Fourth, the existing business and IT processes, activities, and target areas that naturally fit into IT governance should be identified. These include areas such as:
Budgeting
Enterprise program management
Architecture group
Requirements committee
Human capital management
Purchasing
Quality
R&D
Sourcing relationships
Strategic planning
Integrating product, project, and portfolio management
Fifth, the appropriate people and committees must be identified. The success of IT governance is contingent on active executive involvement. If acceptable committees exist, they should be leveraged. If not, they should be created. A simple exercise in stakeholder analysis involves identifying who are the key players and who will make IT governance and IT portfolio management successful. Establishment of a program office is an important component.
Sixth, these governing bodies should be chartered in writing. The charters should contain the purpose of the governing body, the scope, the participants, the processes, the policies and objectives, the expectations, specific roles and
NOTES 95
responsibilities, success criteria for measuring effectiveness, as well as documentation and definition of risks and assumptions.
Seventh, baselines for measuring effectiveness should be captured. Some examples include project spending as a percent of revenue, elapsed time to introduce new and innovative solutions, integrity and accuracy of data and information, and total IT costs per end user. Balanced scorecards are an effective tool for measuring the value of tangible as well as intangible assets. If the data does not actually exist, develop baselines by agreement. As an example, one company did not know its success rates on projects with precision because it never actually measured its projects. When key stakeholders knowledgeable in project execution were facilitated properly, consensus was that on average the company was three years late and 300% over budget. After instituting governance over project execution, it was only three months late and 30% over budget. The company attained an order of magnitude improvement, demonstrating the success of IT governance and a formalized IT portfolio analysis process. In the absence of a baseline, however, it would have appeared to be worse off with governance in place because the perception might have been that it was coming in on time and on budget previously and was now not only late but being burdened by governance overhead.
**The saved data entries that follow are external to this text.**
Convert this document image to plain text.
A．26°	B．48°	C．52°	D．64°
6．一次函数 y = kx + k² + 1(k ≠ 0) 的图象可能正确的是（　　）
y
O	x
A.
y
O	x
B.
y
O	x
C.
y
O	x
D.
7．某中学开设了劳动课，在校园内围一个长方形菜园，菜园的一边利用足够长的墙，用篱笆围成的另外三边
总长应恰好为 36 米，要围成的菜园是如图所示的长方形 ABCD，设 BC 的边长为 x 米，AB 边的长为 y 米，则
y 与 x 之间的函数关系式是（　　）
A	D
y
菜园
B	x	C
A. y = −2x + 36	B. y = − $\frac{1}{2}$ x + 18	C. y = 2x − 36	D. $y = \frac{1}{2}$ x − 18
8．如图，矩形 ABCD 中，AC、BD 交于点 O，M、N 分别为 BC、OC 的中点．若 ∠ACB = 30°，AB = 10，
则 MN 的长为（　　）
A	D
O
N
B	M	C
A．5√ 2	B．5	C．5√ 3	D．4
Eighth, improvements should be demonstrated and lessons should be captured. Leverage lessons learned from similar entities. It is common to adopt too much too quickly. For example, one company tried to implement full life cycle IT governance. As part of its initial effort, project team members had to capture task-level information. This was too much too quickly. It was rejected by the staff, particularly on smaller projects or projects with tasks having short durations. The CIO scaled back to activity-level tracking and the overall IT governance was deemed a success, improving resource utilization by 13% and increasing end user satisfaction from 40% to 70%.